Rafalowski abordó un dato estadístico preocupante: los 175 heridos registrados durante los traslados a refugios. Explicó que, aunque el sistema de alerta temprana avisa con minutos de antelación, muchos ciudadanos esperan hasta la sirena final. «En ese momento solo quedan 90 segundos para resguardarse; la gente sale corriendo, se cae y se producen las lesiones», señaló.
Aunque la respuesta actual es total, el MDA mira con cautela el futuro. Actualmente, la paralización de la economía permite que miles de voluntarios estén disponibles 24/7. Sin embargo, Rafalowski advirtió que si la actividad laboral y escolar regresa a la normalidad, mantener los turnos de 8.000 rescatistas diarios será un reto logístico sin precedentes.
PROTECCIÓN BAJO TIERRA Y APOYO GLOBAL
Uno de los pilares de la supervivencia del sistema es su infraestructura estratégica. Israel cuenta con el único banco de sangre subterráneo del mundo, diseñado para seguir abasteciendo a los hospitales incluso bajo bombardeo.

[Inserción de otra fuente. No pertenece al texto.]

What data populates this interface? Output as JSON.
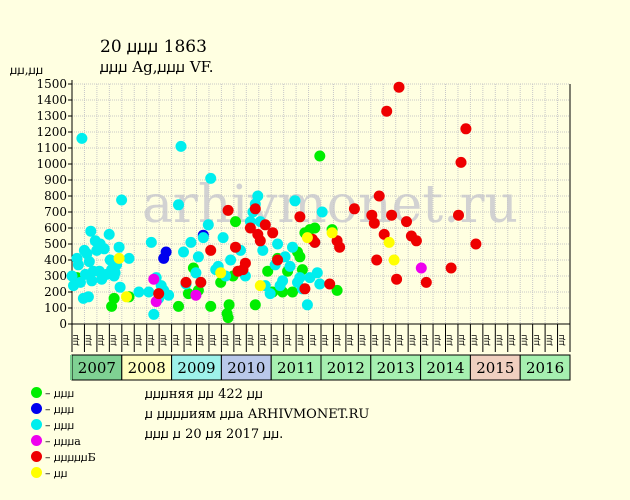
{
  "header": {
    "title": "20 ꙡꙡꙡ 1863",
    "subtitle": "ꙡꙡꙡ Ag,ꙡꙡꙡ VF."
  },
  "chart_data": {
    "type": "scatter",
    "ylabel": "ꙡꙡ,ꙡꙡ",
    "ylim": [
      0,
      1500
    ],
    "yticks": [
      0,
      100,
      200,
      300,
      400,
      500,
      600,
      700,
      800,
      900,
      1000,
      1100,
      1200,
      1300,
      1400,
      1500
    ],
    "grid": true,
    "watermark": "arhivmonet.ru",
    "x_range": [
      2006.95,
      2017.0
    ],
    "quarter_labels": [
      "ꙡꙡ",
      "ꙡꙡ",
      "ꙡꙡ",
      "ꙡꙡ"
    ],
    "years": [
      {
        "label": "2007",
        "color": "#7fd193"
      },
      {
        "label": "2008",
        "color": "#ffffc0"
      },
      {
        "label": "2009",
        "color": "#9ef2ea"
      },
      {
        "label": "2010",
        "color": "#b9c8ea"
      },
      {
        "label": "2011",
        "color": "#a6f0b0"
      },
      {
        "label": "2012",
        "color": "#a6f0b0"
      },
      {
        "label": "2013",
        "color": "#a6f0b0"
      },
      {
        "label": "2014",
        "color": "#a6f0b0"
      },
      {
        "label": "2015",
        "color": "#f0d0c0"
      },
      {
        "label": "2016",
        "color": "#a6f0b0"
      }
    ],
    "series": [
      {
        "name": "– ꙡꙡꙡ",
        "color": "#00ee00",
        "points": [
          [
            2007.05,
            290
          ],
          [
            2007.75,
            110
          ],
          [
            2007.8,
            160
          ],
          [
            2008.1,
            170
          ],
          [
            2009.1,
            110
          ],
          [
            2009.3,
            190
          ],
          [
            2009.4,
            350
          ],
          [
            2009.5,
            210
          ],
          [
            2009.75,
            110
          ],
          [
            2009.95,
            260
          ],
          [
            2010.08,
            65
          ],
          [
            2010.1,
            40
          ],
          [
            2010.12,
            120
          ],
          [
            2010.2,
            300
          ],
          [
            2010.25,
            640
          ],
          [
            2010.65,
            120
          ],
          [
            2010.9,
            330
          ],
          [
            2011.0,
            200
          ],
          [
            2011.1,
            410
          ],
          [
            2011.2,
            200
          ],
          [
            2011.3,
            330
          ],
          [
            2011.4,
            200
          ],
          [
            2011.5,
            450
          ],
          [
            2011.55,
            420
          ],
          [
            2011.6,
            340
          ],
          [
            2011.65,
            570
          ],
          [
            2011.75,
            590
          ],
          [
            2011.85,
            600
          ],
          [
            2011.95,
            1050
          ],
          [
            2012.2,
            590
          ],
          [
            2012.3,
            210
          ]
        ]
      },
      {
        "name": "– ꙡꙡꙡ",
        "color": "#0000ee",
        "points": [
          [
            2008.8,
            410
          ],
          [
            2008.85,
            450
          ],
          [
            2009.6,
            555
          ]
        ]
      },
      {
        "name": "– ꙡꙡꙡ",
        "color": "#00eeee",
        "points": [
          [
            2006.95,
            300
          ],
          [
            2006.98,
            240
          ],
          [
            2007.05,
            410
          ],
          [
            2007.08,
            370
          ],
          [
            2007.12,
            260
          ],
          [
            2007.15,
            1160
          ],
          [
            2007.18,
            160
          ],
          [
            2007.2,
            460
          ],
          [
            2007.22,
            310
          ],
          [
            2007.25,
            440
          ],
          [
            2007.28,
            170
          ],
          [
            2007.3,
            390
          ],
          [
            2007.33,
            580
          ],
          [
            2007.35,
            270
          ],
          [
            2007.38,
            330
          ],
          [
            2007.42,
            520
          ],
          [
            2007.45,
            460
          ],
          [
            2007.5,
            330
          ],
          [
            2007.52,
            500
          ],
          [
            2007.55,
            280
          ],
          [
            2007.6,
            470
          ],
          [
            2007.65,
            310
          ],
          [
            2007.7,
            560
          ],
          [
            2007.72,
            400
          ],
          [
            2007.75,
            340
          ],
          [
            2007.8,
            300
          ],
          [
            2007.82,
            320
          ],
          [
            2007.85,
            370
          ],
          [
            2007.9,
            480
          ],
          [
            2007.92,
            230
          ],
          [
            2007.95,
            775
          ],
          [
            2008.1,
            410
          ],
          [
            2008.3,
            200
          ],
          [
            2008.5,
            200
          ],
          [
            2008.55,
            510
          ],
          [
            2008.6,
            60
          ],
          [
            2008.65,
            290
          ],
          [
            2008.7,
            160
          ],
          [
            2008.75,
            240
          ],
          [
            2008.8,
            210
          ],
          [
            2008.9,
            180
          ],
          [
            2009.1,
            745
          ],
          [
            2009.15,
            1110
          ],
          [
            2009.2,
            450
          ],
          [
            2009.25,
            250
          ],
          [
            2009.35,
            510
          ],
          [
            2009.45,
            320
          ],
          [
            2009.5,
            420
          ],
          [
            2009.55,
            260
          ],
          [
            2009.6,
            540
          ],
          [
            2009.7,
            620
          ],
          [
            2009.75,
            910
          ],
          [
            2009.85,
            340
          ],
          [
            2009.9,
            360
          ],
          [
            2010.0,
            540
          ],
          [
            2010.05,
            300
          ],
          [
            2010.15,
            400
          ],
          [
            2010.35,
            460
          ],
          [
            2010.45,
            300
          ],
          [
            2010.55,
            640
          ],
          [
            2010.6,
            700
          ],
          [
            2010.65,
            750
          ],
          [
            2010.7,
            800
          ],
          [
            2010.75,
            640
          ],
          [
            2010.8,
            460
          ],
          [
            2010.85,
            240
          ],
          [
            2010.95,
            190
          ],
          [
            2011.05,
            370
          ],
          [
            2011.1,
            500
          ],
          [
            2011.15,
            240
          ],
          [
            2011.2,
            270
          ],
          [
            2011.25,
            420
          ],
          [
            2011.35,
            360
          ],
          [
            2011.4,
            480
          ],
          [
            2011.45,
            770
          ],
          [
            2011.5,
            260
          ],
          [
            2011.55,
            290
          ],
          [
            2011.6,
            220
          ],
          [
            2011.7,
            120
          ],
          [
            2011.75,
            290
          ],
          [
            2011.85,
            510
          ],
          [
            2011.9,
            320
          ],
          [
            2011.95,
            250
          ],
          [
            2012.0,
            700
          ]
        ]
      },
      {
        "name": "– ꙡꙡꙡa",
        "color": "#ee00ee",
        "points": [
          [
            2008.6,
            280
          ],
          [
            2008.65,
            140
          ],
          [
            2009.45,
            180
          ],
          [
            2014.0,
            350
          ]
        ]
      },
      {
        "name": "– ꙡꙡꙡꙡꙡБ",
        "color": "#ee0000",
        "points": [
          [
            2008.7,
            190
          ],
          [
            2009.25,
            260
          ],
          [
            2009.55,
            260
          ],
          [
            2009.75,
            460
          ],
          [
            2010.1,
            710
          ],
          [
            2010.25,
            480
          ],
          [
            2010.3,
            330
          ],
          [
            2010.4,
            340
          ],
          [
            2010.45,
            380
          ],
          [
            2010.55,
            600
          ],
          [
            2010.65,
            720
          ],
          [
            2010.7,
            560
          ],
          [
            2010.75,
            520
          ],
          [
            2010.85,
            620
          ],
          [
            2011.0,
            570
          ],
          [
            2011.1,
            400
          ],
          [
            2011.55,
            670
          ],
          [
            2011.65,
            220
          ],
          [
            2011.8,
            530
          ],
          [
            2011.85,
            510
          ],
          [
            2012.15,
            250
          ],
          [
            2012.3,
            520
          ],
          [
            2012.35,
            480
          ],
          [
            2012.65,
            720
          ],
          [
            2013.0,
            680
          ],
          [
            2013.05,
            630
          ],
          [
            2013.1,
            400
          ],
          [
            2013.15,
            800
          ],
          [
            2013.25,
            560
          ],
          [
            2013.3,
            1330
          ],
          [
            2013.4,
            680
          ],
          [
            2013.5,
            280
          ],
          [
            2013.55,
            1480
          ],
          [
            2013.7,
            640
          ],
          [
            2013.8,
            550
          ],
          [
            2013.9,
            520
          ],
          [
            2014.1,
            260
          ],
          [
            2014.6,
            350
          ],
          [
            2014.75,
            680
          ],
          [
            2014.8,
            1010
          ],
          [
            2014.9,
            1220
          ],
          [
            2015.1,
            500
          ]
        ]
      },
      {
        "name": "– ꙡꙡ",
        "color": "#ffff00",
        "points": [
          [
            2007.9,
            410
          ],
          [
            2008.05,
            170
          ],
          [
            2009.95,
            320
          ],
          [
            2010.75,
            240
          ],
          [
            2011.7,
            540
          ],
          [
            2012.2,
            570
          ],
          [
            2013.35,
            510
          ],
          [
            2013.45,
            400
          ]
        ]
      }
    ]
  },
  "info": {
    "line1": "ꙡꙡꙡняя ꙡꙡ 422 ꙡꙡ",
    "line2": "ꙡ ꙡꙡꙡꙡиям ꙡꙡa ARHIVMONET.RU",
    "line3": "ꙡꙡꙡ ꙡ 20 ꙡя 2017 ꙡꙡ."
  }
}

Asimismo, el director subrayó que la seguridad de los paramédicos en las calles —quienes trabajan observando intercepciones de misiles sobre sus cabezas— depende exclusivamente de la solidaridad internacional.
«Equipar a miles de rescatistas con cascos y chalecos antibalas solo es posible gracias a las donaciones a través de plataformas como SavingLivesInIsrael.org», concluyó, destacando el valor emocional y físico de un personal que se apoya entre pares para no quebrarse ante la tensión.